This year carnival is needed more than ever

Image via Wikimedia Commons

This time of year fills me with a unique excitement. Every year, from Leeds to London, Manchester to Birmingham, Caribbean carnivals take to streets and parks. The sound of music systems blasting reggae and dancehall music, and streets littered with caribbean food stalls, fills me with a palpable sense of pride. As carnivals take place this summer, it is all the more vital that we recognise their importance in light of the Windrush scandal and structural racial issues in the UK.

To understand why carnivals are so important to our community, we need to look at the cultural history of Caribbean people in the UK. When many Caribbean people arrived to the UK in the 1950s and 1960s, they arrived to what they saw as the motherland. The British Nationality Act of 1948 established these bold Caribbean arrivals as British citizens. Naturally, they were devastated when they were met with horrific levels of contempt and intolerance. The first carnival in Notting Hill was in 1959. A year prior, in 1958, the community in Notting Hill was marred by race riots. On 20 August 1958, 400 white men marched through the streets of Notting Hill, attacking houses and black women and fighting with locals. They shouted chants such as “we’ll murder the bastards” as they “nigger hunted” their way through London. In the 1980s, more race riots took place in London, as well as in 2001 in the Birmingham and Northern England.

These racial tensions were, and still are, a response to racism and a result of feelings of powerlessness in the black community, as well as inequalities of opportunity, wealth and education. For example, in contemporary Britain, black Caribbean and white/black Caribbean children are excluded from school at a much higher rate than their white peers. In addition, black people in Britain are eight times more likely to be stopped and searched by police by a system that is supposed to protect them. These issues, to name a few, demonstrate how the treacherous and difficult past is inextricably linked to the experience of contemporary British society for British citizens of Caribbean descent.

More than ever, the carnivals happening across the country this year celebrate not just the vibrant cultures of the Caribbean but the resilience of the Windrush generation and their descendants.

Tensions between black communities and their white neighbours were, and often remain, tense in many areas. Each year carnival and its welcoming, exciting, and friendly nature, acts as a contradiction to the propaganda, racism, and intolerance that British society forces on the Caribbean diaspora.

More than ever, the carnivals happening across the country this year celebrate not just the vibrant cultures of the Caribbean but the resilience of the Windrush generation and their descendants. I am a proud descendent of the Windrush generation. When my grandfather arrived to the UK in the 1950s, he set up the Birmingham Racial Attacks Monitoring Unit (BRAMU) and was the first co-ordinator of Birmingham’s African Caribbean Millennium Centre (ACMC). My father often tells me of the strides my grandfather made towards racial equality. I have been politically aware about the issues surrounding my community for as long as I can remember.

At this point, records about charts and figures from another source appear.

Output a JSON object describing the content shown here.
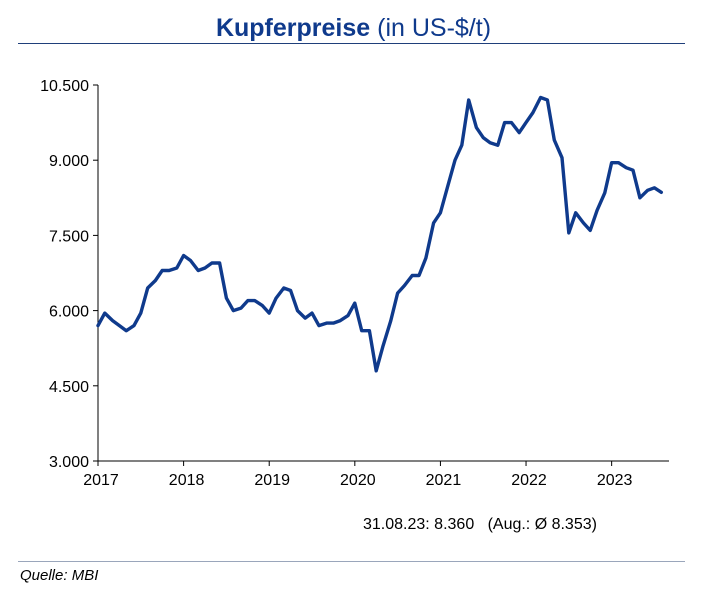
{
  "header": {
    "title_bold": "Kupferpreise",
    "title_rest": "(in US-$/t)"
  },
  "footnote": {
    "latest": "31.08.23: 8.360",
    "average": "(Aug.: Ø 8.353)"
  },
  "source": "Quelle: MBI",
  "colors": {
    "title": "#0f3a8c",
    "line": "#0f3a8c",
    "axis": "#000000"
  },
  "chart_data": {
    "type": "line",
    "title": "Kupferpreise (in US-$/t)",
    "xlabel": "",
    "ylabel": "",
    "grid": false,
    "legend": "none",
    "xlim": [
      2017.0,
      2023.67
    ],
    "ylim": [
      3000,
      10500
    ],
    "y_ticks": [
      3000,
      4500,
      6000,
      7500,
      9000,
      10500
    ],
    "y_tick_labels": [
      "3.000",
      "4.500",
      "6.000",
      "7.500",
      "9.000",
      "10.500"
    ],
    "x_ticks": [
      2017,
      2018,
      2019,
      2020,
      2021,
      2022,
      2023
    ],
    "x_tick_labels": [
      "2017",
      "2018",
      "2019",
      "2020",
      "2021",
      "2022",
      "2023"
    ],
    "series": [
      {
        "values": [
          [
            2017.0,
            5700
          ],
          [
            2017.08,
            5950
          ],
          [
            2017.17,
            5800
          ],
          [
            2017.25,
            5700
          ],
          [
            2017.33,
            5600
          ],
          [
            2017.42,
            5700
          ],
          [
            2017.5,
            5950
          ],
          [
            2017.58,
            6450
          ],
          [
            2017.67,
            6600
          ],
          [
            2017.75,
            6800
          ],
          [
            2017.83,
            6800
          ],
          [
            2017.92,
            6850
          ],
          [
            2018.0,
            7100
          ],
          [
            2018.08,
            7000
          ],
          [
            2018.17,
            6800
          ],
          [
            2018.25,
            6850
          ],
          [
            2018.33,
            6950
          ],
          [
            2018.42,
            6950
          ],
          [
            2018.5,
            6250
          ],
          [
            2018.58,
            6000
          ],
          [
            2018.67,
            6050
          ],
          [
            2018.75,
            6200
          ],
          [
            2018.83,
            6200
          ],
          [
            2018.92,
            6100
          ],
          [
            2019.0,
            5950
          ],
          [
            2019.08,
            6250
          ],
          [
            2019.17,
            6450
          ],
          [
            2019.25,
            6400
          ],
          [
            2019.33,
            6000
          ],
          [
            2019.42,
            5850
          ],
          [
            2019.5,
            5950
          ],
          [
            2019.58,
            5700
          ],
          [
            2019.67,
            5750
          ],
          [
            2019.75,
            5750
          ],
          [
            2019.83,
            5800
          ],
          [
            2019.92,
            5900
          ],
          [
            2020.0,
            6150
          ],
          [
            2020.08,
            5600
          ],
          [
            2020.17,
            5600
          ],
          [
            2020.25,
            4800
          ],
          [
            2020.33,
            5300
          ],
          [
            2020.42,
            5800
          ],
          [
            2020.5,
            6350
          ],
          [
            2020.58,
            6500
          ],
          [
            2020.67,
            6700
          ],
          [
            2020.75,
            6700
          ],
          [
            2020.83,
            7050
          ],
          [
            2020.92,
            7750
          ],
          [
            2021.0,
            7950
          ],
          [
            2021.08,
            8450
          ],
          [
            2021.17,
            9000
          ],
          [
            2021.25,
            9300
          ],
          [
            2021.33,
            10200
          ],
          [
            2021.42,
            9650
          ],
          [
            2021.5,
            9450
          ],
          [
            2021.58,
            9350
          ],
          [
            2021.67,
            9300
          ],
          [
            2021.75,
            9750
          ],
          [
            2021.83,
            9750
          ],
          [
            2021.92,
            9550
          ],
          [
            2022.0,
            9750
          ],
          [
            2022.08,
            9950
          ],
          [
            2022.17,
            10250
          ],
          [
            2022.25,
            10200
          ],
          [
            2022.33,
            9400
          ],
          [
            2022.42,
            9050
          ],
          [
            2022.5,
            7550
          ],
          [
            2022.58,
            7950
          ],
          [
            2022.67,
            7750
          ],
          [
            2022.75,
            7600
          ],
          [
            2022.83,
            8000
          ],
          [
            2022.92,
            8350
          ],
          [
            2023.0,
            8950
          ],
          [
            2023.08,
            8950
          ],
          [
            2023.17,
            8850
          ],
          [
            2023.25,
            8800
          ],
          [
            2023.33,
            8250
          ],
          [
            2023.42,
            8400
          ],
          [
            2023.5,
            8450
          ],
          [
            2023.58,
            8360
          ]
        ]
      }
    ]
  }
}
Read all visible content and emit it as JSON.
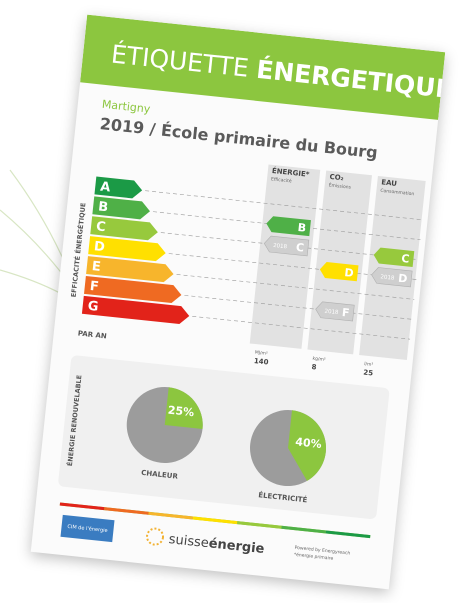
{
  "header": {
    "title_light": "ÉTIQUETTE",
    "title_bold": "ÉNERGETIQUE"
  },
  "location": "Martigny",
  "title": "2019 / École primaire du Bourg",
  "scale_label": "EFFICACITÉ ÉNERGÉTIQUE",
  "classes": [
    "A",
    "B",
    "C",
    "D",
    "E",
    "F",
    "G"
  ],
  "class_colors": [
    "#1b9a46",
    "#4fb047",
    "#97c93d",
    "#ffe000",
    "#f7b52c",
    "#ef6a22",
    "#e2231a"
  ],
  "per_year_label": "PAR AN",
  "columns": [
    {
      "title": "ÉNERGIE*",
      "subtitle": "Efficacité",
      "unit": "MJ/m²",
      "value": "140",
      "class": "B",
      "previous_year": "2018",
      "previous_class": "C"
    },
    {
      "title": "CO₂",
      "subtitle": "Émissions",
      "unit": "kg/m²",
      "value": "8",
      "class": "D",
      "previous_year": "2018",
      "previous_class": "F"
    },
    {
      "title": "EAU",
      "subtitle": "Consommation",
      "unit": "l/m²",
      "value": "25",
      "class": "C",
      "previous_year": "2018",
      "previous_class": "D"
    }
  ],
  "renewable": {
    "label": "ÉNERGIE RENOUVELABLE",
    "pies": [
      {
        "name": "CHALEUR",
        "value": 25,
        "value_label": "25%"
      },
      {
        "name": "ÉLECTRICITÉ",
        "value": 40,
        "value_label": "40%"
      }
    ]
  },
  "footer": {
    "left_logo": "CIM de l'énergie",
    "brand_light": "suisse",
    "brand_bold": "énergie",
    "powered": "Powered by Energyreach",
    "note": "*énergie primaire"
  }
}
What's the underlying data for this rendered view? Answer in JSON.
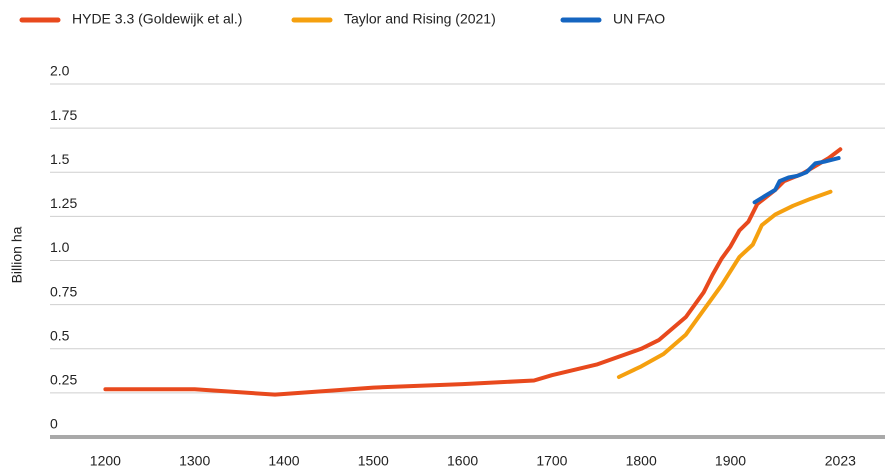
{
  "chart_data": {
    "type": "line",
    "y_label": "Billion ha",
    "xlim": [
      1138,
      2073
    ],
    "ylim": [
      0,
      2
    ],
    "xticks": [
      1200,
      1300,
      1400,
      1500,
      1600,
      1700,
      1800,
      1900,
      2023
    ],
    "yticks": [
      0,
      0.25,
      0.5,
      0.75,
      {
        "value": 1,
        "label": "1.0"
      },
      1.25,
      1.5,
      1.75,
      {
        "value": 2,
        "label": "2.0"
      }
    ],
    "grid": true,
    "legend": "top",
    "series": [
      {
        "name": "HYDE 3.3 (Goldewijk et al.)",
        "color": "#e8491d",
        "x": [
          1200,
          1300,
          1390,
          1500,
          1600,
          1680,
          1700,
          1750,
          1800,
          1820,
          1850,
          1870,
          1880,
          1890,
          1900,
          1910,
          1920,
          1930,
          1940,
          1950,
          1960,
          1970,
          1980,
          1990,
          2000,
          2010,
          2023
        ],
        "values": [
          0.27,
          0.27,
          0.24,
          0.28,
          0.3,
          0.32,
          0.35,
          0.41,
          0.5,
          0.55,
          0.68,
          0.82,
          0.92,
          1.01,
          1.08,
          1.17,
          1.22,
          1.32,
          1.36,
          1.4,
          1.45,
          1.47,
          1.49,
          1.52,
          1.55,
          1.58,
          1.63
        ]
      },
      {
        "name": "Taylor and Rising (2021)",
        "color": "#f5a00f",
        "x": [
          1775,
          1800,
          1825,
          1850,
          1870,
          1890,
          1910,
          1925,
          1935,
          1950,
          1970,
          1990,
          2012
        ],
        "values": [
          0.34,
          0.4,
          0.47,
          0.58,
          0.72,
          0.86,
          1.02,
          1.09,
          1.2,
          1.26,
          1.31,
          1.35,
          1.39
        ]
      },
      {
        "name": "UN FAO",
        "color": "#1565c0",
        "x": [
          1927,
          1940,
          1950,
          1955,
          1965,
          1975,
          1985,
          1995,
          2005,
          2021
        ],
        "values": [
          1.33,
          1.37,
          1.4,
          1.45,
          1.47,
          1.48,
          1.5,
          1.55,
          1.56,
          1.58
        ]
      }
    ]
  }
}
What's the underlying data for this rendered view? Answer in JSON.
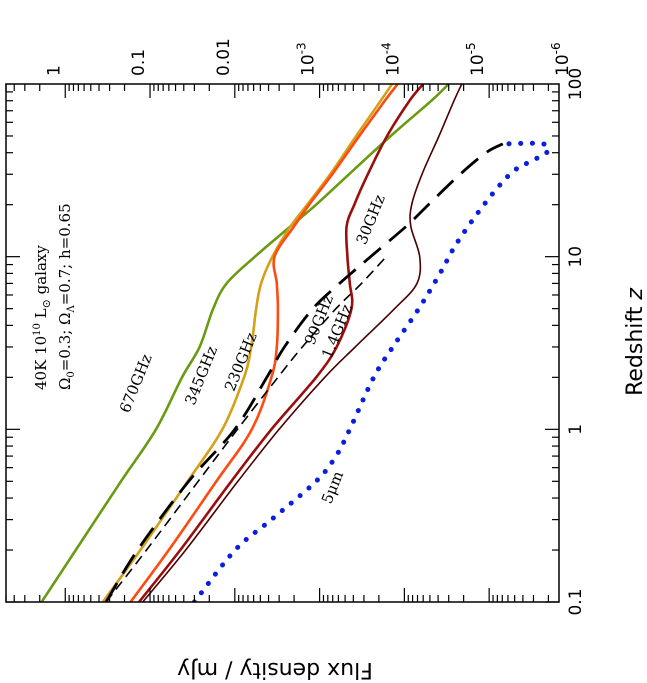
{
  "chart_data": {
    "type": "line",
    "orientation": "rotated-90-clockwise",
    "xlabel_parts": {
      "text": "Redshift ",
      "var": "z"
    },
    "ylabel": "Flux density / mJy",
    "x_scale": "log",
    "y_scale": "log",
    "xlim": [
      0.1,
      100
    ],
    "ylim": [
      1.5e-06,
      5
    ],
    "x_ticks": [
      {
        "value": 0.1,
        "label": "0.1"
      },
      {
        "value": 1,
        "label": "1"
      },
      {
        "value": 10,
        "label": "10"
      },
      {
        "value": 100,
        "label": "100"
      }
    ],
    "y_ticks": [
      {
        "value": 1,
        "label": "1",
        "base": "",
        "exp": ""
      },
      {
        "value": 0.1,
        "label": "0.1",
        "base": "",
        "exp": ""
      },
      {
        "value": 0.01,
        "label": "0.01",
        "base": "",
        "exp": ""
      },
      {
        "value": 0.001,
        "label": "",
        "base": "10",
        "exp": "-3"
      },
      {
        "value": 0.0001,
        "label": "",
        "base": "10",
        "exp": "-4"
      },
      {
        "value": 1e-05,
        "label": "",
        "base": "10",
        "exp": "-5"
      },
      {
        "value": 1e-06,
        "label": "",
        "base": "10",
        "exp": "-6"
      }
    ],
    "annotations": {
      "line1": {
        "prefix": "40K 10",
        "sup": "10",
        "mid": " L",
        "sub": "⊙",
        "suffix": " galaxy"
      },
      "line2": {
        "o": "Ω",
        "sub0": "0",
        "p1": "=0.3; ",
        "o2": "Ω",
        "subL": "Λ",
        "p2": "=0.7; h=0.65"
      }
    },
    "series": [
      {
        "name": "670GHz",
        "color": "#6b9a12",
        "width": 2.6,
        "dash": "",
        "points": [
          [
            0.1,
            1.9
          ],
          [
            0.2,
            0.75
          ],
          [
            0.5,
            0.22
          ],
          [
            1,
            0.085
          ],
          [
            2,
            0.042
          ],
          [
            3,
            0.026
          ],
          [
            5,
            0.018
          ],
          [
            7,
            0.0125
          ],
          [
            10,
            0.0058
          ],
          [
            15,
            0.0022
          ],
          [
            20,
            0.0011
          ],
          [
            30,
            0.00045
          ],
          [
            50,
            0.000145
          ],
          [
            80,
            4.8e-05
          ],
          [
            100,
            3e-05
          ]
        ]
      },
      {
        "name": "345GHz",
        "color": "#d4a017",
        "width": 2.6,
        "dash": "",
        "points": [
          [
            0.1,
            0.36
          ],
          [
            0.2,
            0.13
          ],
          [
            0.5,
            0.036
          ],
          [
            1,
            0.014
          ],
          [
            2,
            0.0078
          ],
          [
            3,
            0.0064
          ],
          [
            5,
            0.0056
          ],
          [
            7,
            0.0049
          ],
          [
            10,
            0.0036
          ],
          [
            15,
            0.0022
          ],
          [
            20,
            0.0014
          ],
          [
            30,
            0.00075
          ],
          [
            50,
            0.00037
          ],
          [
            80,
            0.00019
          ],
          [
            100,
            0.00014
          ]
        ]
      },
      {
        "name": "230GHz",
        "color": "#ff4a12",
        "width": 2.6,
        "dash": "",
        "points": [
          [
            0.1,
            0.17
          ],
          [
            0.2,
            0.06
          ],
          [
            0.5,
            0.0165
          ],
          [
            1,
            0.0063
          ],
          [
            2,
            0.0037
          ],
          [
            3,
            0.0032
          ],
          [
            5,
            0.0031
          ],
          [
            7,
            0.0032
          ],
          [
            10,
            0.0034
          ],
          [
            15,
            0.002
          ],
          [
            20,
            0.00133
          ],
          [
            30,
            0.00071
          ],
          [
            50,
            0.00034
          ],
          [
            80,
            0.00017
          ],
          [
            100,
            0.00012
          ]
        ]
      },
      {
        "name": "1.4GHz",
        "color": "#000000",
        "width": 1.6,
        "dash": "10,6",
        "points": [
          [
            0.1,
            0.33
          ],
          [
            0.2,
            0.11
          ],
          [
            0.5,
            0.027
          ],
          [
            1,
            0.0093
          ],
          [
            2,
            0.0031
          ],
          [
            3,
            0.0016
          ],
          [
            5,
            0.00064
          ],
          [
            7,
            0.00032
          ],
          [
            10,
            0.000164
          ]
        ]
      },
      {
        "name": "90GHz",
        "color": "#9c0e0e",
        "width": 2.6,
        "dash": "",
        "points": [
          [
            0.1,
            0.135
          ],
          [
            0.2,
            0.044
          ],
          [
            0.5,
            0.011
          ],
          [
            1,
            0.0037
          ],
          [
            2,
            0.0011
          ],
          [
            3,
            0.00063
          ],
          [
            5,
            0.00042
          ],
          [
            7,
            0.00044
          ],
          [
            10,
            0.00047
          ],
          [
            15,
            0.00048
          ],
          [
            20,
            0.00039
          ],
          [
            30,
            0.00027
          ],
          [
            50,
            0.00016
          ],
          [
            80,
            8.7e-05
          ],
          [
            100,
            6e-05
          ]
        ]
      },
      {
        "name": "30GHz",
        "color": "#4a0000",
        "width": 1.6,
        "dash": "",
        "points": [
          [
            0.1,
            0.122
          ],
          [
            0.2,
            0.038
          ],
          [
            0.5,
            0.0092
          ],
          [
            1,
            0.003
          ],
          [
            2,
            0.00087
          ],
          [
            3,
            0.00038
          ],
          [
            5,
            0.00013
          ],
          [
            7,
            7.1e-05
          ],
          [
            10,
            6.6e-05
          ],
          [
            15,
            8.4e-05
          ],
          [
            20,
            8.2e-05
          ],
          [
            30,
            6.2e-05
          ],
          [
            50,
            3.9e-05
          ],
          [
            80,
            2.6e-05
          ],
          [
            100,
            2.1e-05
          ]
        ]
      },
      {
        "name": "",
        "color": "#000000",
        "width": 2.8,
        "dash": "22,11",
        "points": [
          [
            0.1,
            0.33
          ],
          [
            0.2,
            0.14
          ],
          [
            0.5,
            0.035
          ],
          [
            1,
            0.01
          ],
          [
            2,
            0.0042
          ],
          [
            3,
            0.0026
          ],
          [
            5,
            0.0012
          ],
          [
            7,
            0.00058
          ],
          [
            10,
            0.00025
          ],
          [
            15,
            9.5e-05
          ],
          [
            20,
            5.2e-05
          ],
          [
            30,
            2.2e-05
          ],
          [
            40,
            1.09e-05
          ],
          [
            45,
            6.9e-06
          ]
        ]
      },
      {
        "name": "5μm",
        "color": "#0a1ee0",
        "width": 5,
        "dash": "0.1,11.5",
        "cap": "round",
        "points": [
          [
            0.1,
            0.03
          ],
          [
            0.2,
            0.0099
          ],
          [
            0.3,
            0.0037
          ],
          [
            0.5,
            0.0011
          ],
          [
            0.7,
            0.00064
          ],
          [
            1,
            0.00044
          ],
          [
            2,
            0.00023
          ],
          [
            3,
            0.000137
          ],
          [
            5,
            6.75e-05
          ],
          [
            8,
            3.8e-05
          ],
          [
            12,
            2.4e-05
          ],
          [
            20,
            1.15e-05
          ],
          [
            30,
            5.7e-06
          ],
          [
            35,
            3.5e-06
          ],
          [
            40,
            2.1e-06
          ],
          [
            45,
            2.3e-06
          ],
          [
            45,
            6.9e-06
          ]
        ]
      }
    ],
    "curve_labels": {
      "670GHz": "670GHz",
      "345GHz": "345GHz",
      "230GHz": "230GHz",
      "90GHz": "90GHz",
      "1.4GHz": "1.4GHz",
      "30GHz": "30GHz",
      "5μm": "5μm"
    },
    "grid": false,
    "legend": "none"
  }
}
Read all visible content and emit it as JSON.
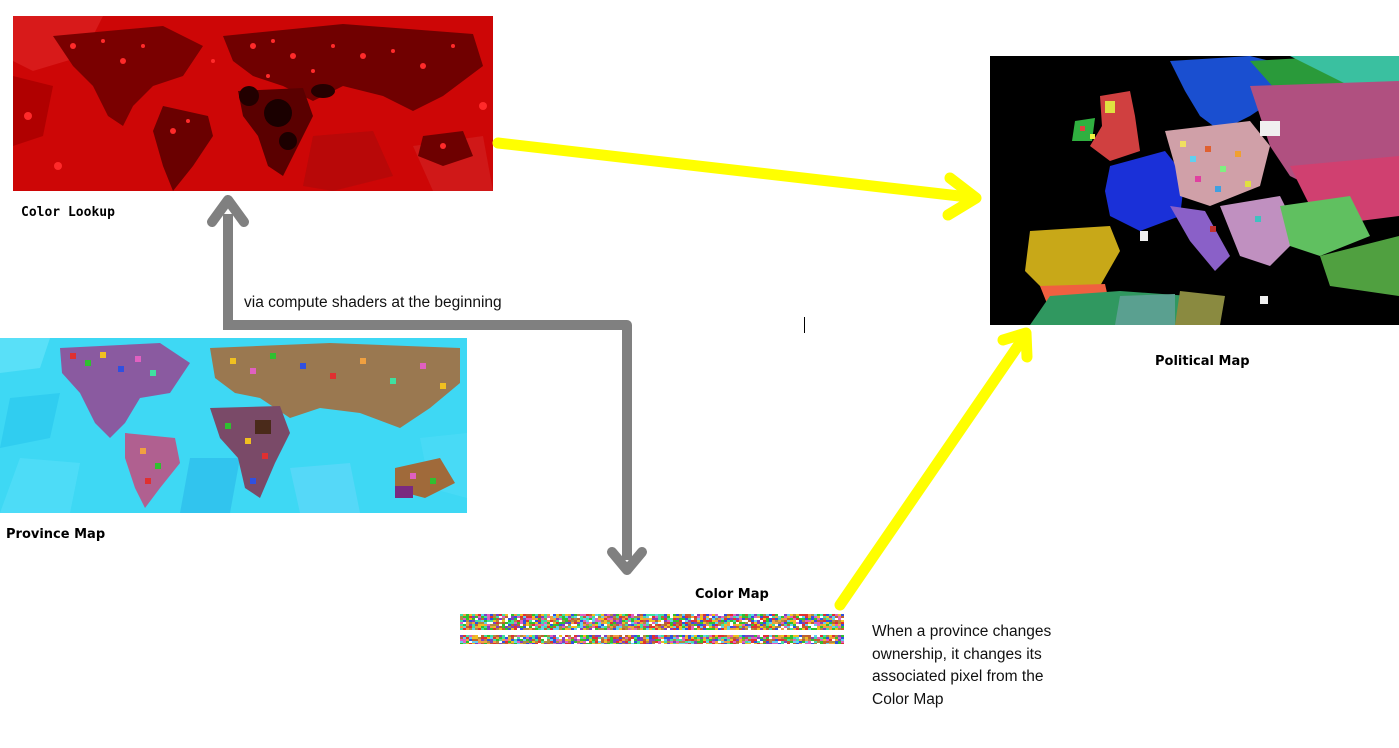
{
  "labels": {
    "color_lookup": "Color Lookup",
    "province_map": "Province Map",
    "color_map": "Color Map",
    "political_map": "Political Map"
  },
  "annotations": {
    "compute_shaders": "via compute shaders at the beginning",
    "ownership_note": [
      "When a province changes",
      "ownership, it changes its",
      "associated pixel from the",
      "Color Map"
    ]
  },
  "colors": {
    "gray_arrow": "#808080",
    "yellow_arrow": "#ffff00",
    "color_lookup_base": "#cc0000",
    "province_ocean": "#3ed8f4",
    "political_background": "#000000"
  },
  "icons": {
    "lookup_to_political": "arrow-right-icon",
    "province_to_lookup": "arrow-up-icon",
    "province_to_colormap": "arrow-down-icon",
    "colormap_to_political": "arrow-up-right-icon"
  }
}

Despite the efforts by politicians and police to demonise it, Notting Hill carnival boosts the British economy and is the biggest carnival in Europe even challenging the carnival in Rio de Janerio in terms of attendance. As Adela Suliman discusses, “statistically, the event is about as safe as Glastonbury”. Carnivals, like Notting Hill, celebrate the ways that Caribbean people have shaped and contributed to Britain even in the face of active demonisation and forced deportation. Whilst Notting Hill Carnival is by far the most well known, the carnivals that happen elsewhere are no less significant. Indeed, the Leeds Caribbean carnival is one of the longest running West Indian carnivals in Europe.

We are here, we are citizens, and we are proud

Each year, carnival redefines the perception of our community, and fights against the oppression Caribbean people experienced, and continue to experience, since HMS Windrush arrived to British shores. This year, as we witness the deaths of young black people in police custody, rising racism, and efforts by the state to expel people who have lived here their whole lives, Carnival has never been so necessary. This year I will stand with my fellow Caribbean people and descendants celebrating and demonstrating that: we are here, we are citizens, and we are proud.